[4:74]
Dick, as a drug user and civic slave, cannot have vision of spaghetti wound around a trident without first shaping the soul-escorting manifestation of personality as a “cop” or elevator operator. His comic introduction drags like a 1950s science fiction detective tale into what becomes a profound offer of induction. His mythological reading permits him to see the dram of spaghetti wound about a trident as a Gordian Knot of the soul, which he comes to liken as either Arachne or Ariadne leaving a thread that must be unwound without being broken so that the hero Theseus [Thought-chief] might find his way out of the maze of the Minotaur.
The idea of the Psychopomp, or “escort-of-souls” attending to his enlightenment in his dreams is beginning to dawn on Dick.

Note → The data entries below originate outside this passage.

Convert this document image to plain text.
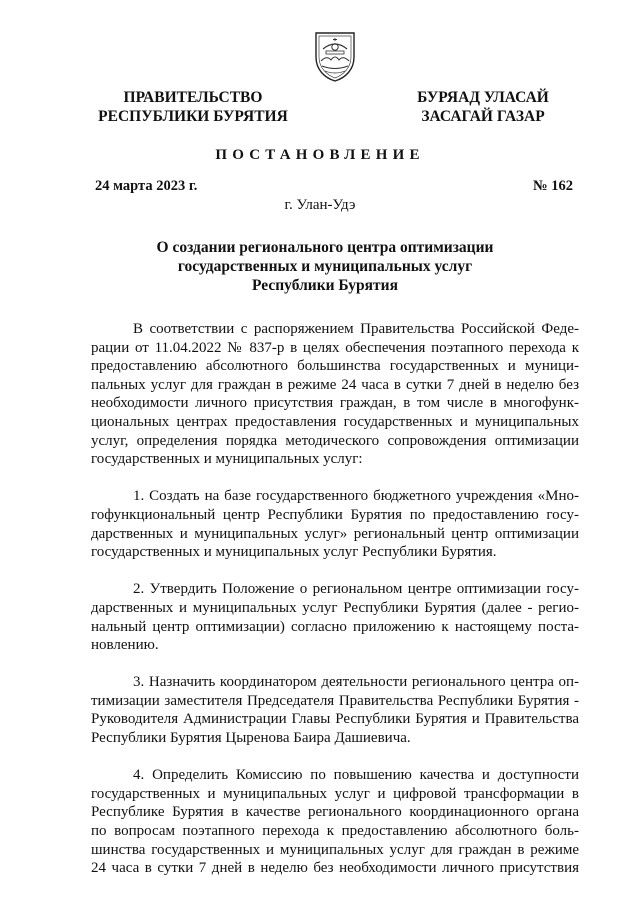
ПРАВИТЕЛЬСТВО
РЕСПУБЛИКИ БУРЯТИЯ
БУРЯАД УЛАСАЙ
ЗАСАГАЙ ГАЗАР
ПОСТАНОВЛЕНИЕ
24 марта 2023 г.	№ 162
г. Улан-Удэ
О создании регионального центра оптимизации
государственных и муниципальных услуг
Республики Бурятия
В соответствии с распоряжением Правительства Российской Феде-
рации от 11.04.2022 № 837-р в целях обеспечения поэтапного перехода к
предоставлению абсолютного большинства государственных и муници-
пальных услуг для граждан в режиме 24 часа в сутки 7 дней в неделю без
необходимости личного присутствия граждан, в том числе в многофунк-
циональных центрах предоставления государственных и муниципальных
услуг, определения порядка методического сопровождения оптимизации
государственных и муниципальных услуг:
1. Создать на базе государственного бюджетного учреждения «Мно-
гофункциональный центр Республики Бурятия по предоставлению госу-
дарственных и муниципальных услуг» региональный центр оптимизации
государственных и муниципальных услуг Республики Бурятия.
2. Утвердить Положение о региональном центре оптимизации госу-
дарственных и муниципальных услуг Республики Бурятия (далее - регио-
нальный центр оптимизации) согласно приложению к настоящему поста-
новлению.
3. Назначить координатором деятельности регионального центра оп-
тимизации заместителя Председателя Правительства Республики Бурятия -
Руководителя Администрации Главы Республики Бурятия и Правительства
Республики Бурятия Цыренова Баира Дашиевича.
4. Определить Комиссию по повышению качества и доступности
государственных и муниципальных услуг и цифровой трансформации в
Республике Бурятия в качестве регионального координационного органа
по вопросам поэтапного перехода к предоставлению абсолютного боль-
шинства государственных и муниципальных услуг для граждан в режиме
24 часа в сутки 7 дней в неделю без необходимости личного присутствия
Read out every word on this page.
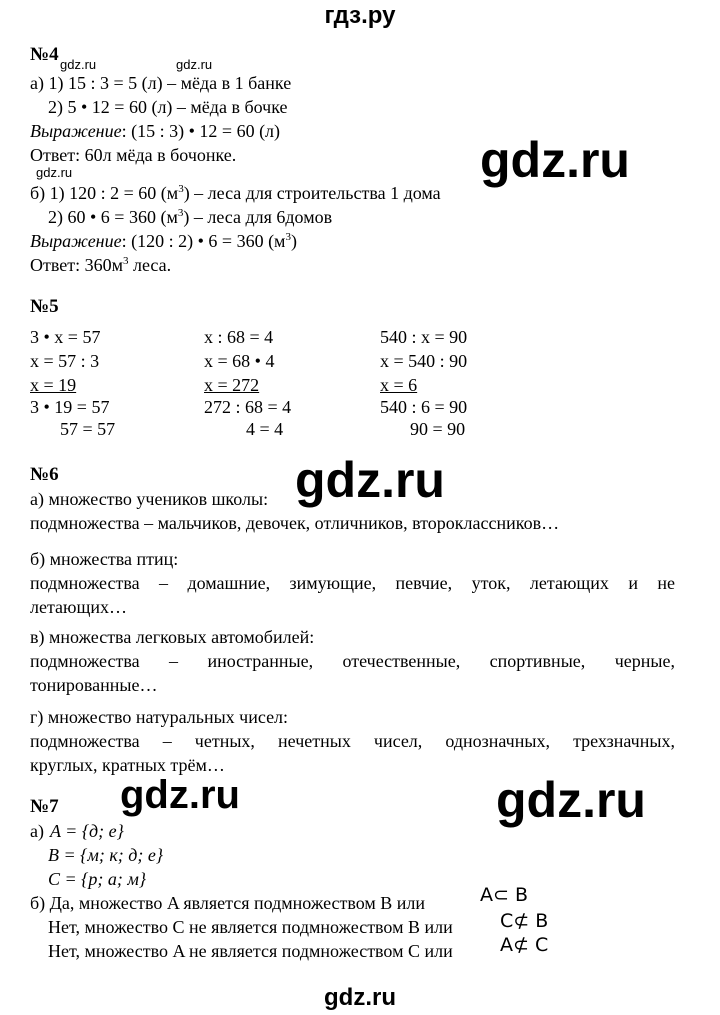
гдз.ру
gdz.ru
gdz.ru
gdz.ru
gdz.ru
gdz.ru	gdz.ru
gdz.ru
gdz.ru
№4
а) 1) 15 : 3 = 5 (л) – мёда в 1 банке
2) 5 • 12 = 60 (л) – мёда в бочке
Выражение: (15 : 3) • 12 = 60 (л)
Ответ: 60л мёда в бочонке.
б) 1) 120 : 2 = 60 $(м^3)$ – леса для строительства 1 дома
2) 60 • 6 = 360 $(м^3)$ – леса для 6домов
Выражение: (120 : 2) • 6 = 360 $(м^3)$
Ответ: $360м^3$ леса.
№5
3 • x = 57
x = 57 : 3
x = 19
3 • 19 = 57
57 = 57
x : 68 = 4
x = 68 • 4
x = 272
272 : 68 = 4
4 = 4
540 : x = 90
x = 540 : 90
x = 6
540 : 6 = 90
90 = 90
№6
а) множество учеников школы:
подмножества – мальчиков, девочек, отличников, второклассников…
б) множества птиц:
подмножества – домашние, зимующие, певчие, уток, летающих и не
летающих…
в) множества легковых автомобилей:
подмножества – иностранные, отечественные, спортивные, черные,
тонированные…
г) множество натуральных чисел:
подмножества – четных, нечетных чисел, однозначных, трехзначных,
круглых, кратных трём…
№7
а) A = {д; е}
B = {м; к; д; е}
C = {р; а; м}
б) Да, множество A является подмножеством B или	A⊂ B
Нет, множество C не является подмножеством B или C⊄ B
Нет, множество A не является подмножеством C или A⊄ C
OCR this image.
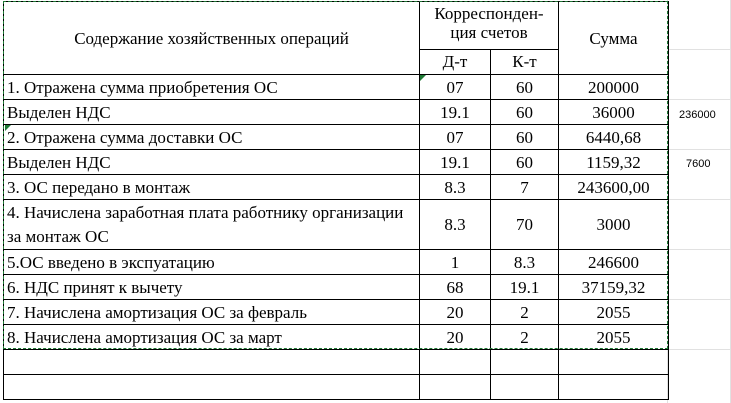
Содержание хозяйственных операций	Корреспонден-
ция счетов		Сумма
	Д-т	К-т	
1. Отражена сумма приобретения ОС	07	60	200000
Выделен НДС	19.1	60	36000
2. Отражена сумма доставки ОС	07	60	6440,68
Выделен НДС	19.1	60	1159,32
3. ОС передано в монтаж	8.3	7	243600,00
4. Начислена заработная плата работнику организации за монтаж ОС	8.3	70	3000
5.ОС введено в экспуатацию	1	8.3	246600
6. НДС принят к вычету	68	19.1	37159,32
7. Начислена амортизация ОС за февраль	20	2	2055
8. Начислена амортизация ОС за март	20	2	2055

236000
7600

Various aspects of this letter show Dick evolving his awareness with some help from friends including Phillip Jose farmer, a stand-out science-fiction writer who reminds Dick that he is armed with a remarkable imagination which might be just the tool needed to unwind the dram thread he has been handed.
This reader finds it quite cute that Dick is absolutely dismissive of UFO theorists, calling them “the saucer people,” and breaks into poetics when describing how his time-travelling ancestral advisors are hoping he not go insane:
“…they [Asklepios and company] surface and start curing and guiding and improving a person. The person, understandably, goes bananas and climbs the drapes, hiding up there with eyes bugged out like grapes…then we have a sad irony; the therapy to make him sane causes him to go insane.”
Dick then eases into a wider perspective and recalls the deity of dawn whispering to him about putting his slippers on and is comforted that his Sybil is a “chthonic deity” and that she has assigned the messengers to initiate him into the supernatural mysteries underpinning human life.
Is Dick possessed, illuminated and or insane?
Might he have been all, concurrently or at once?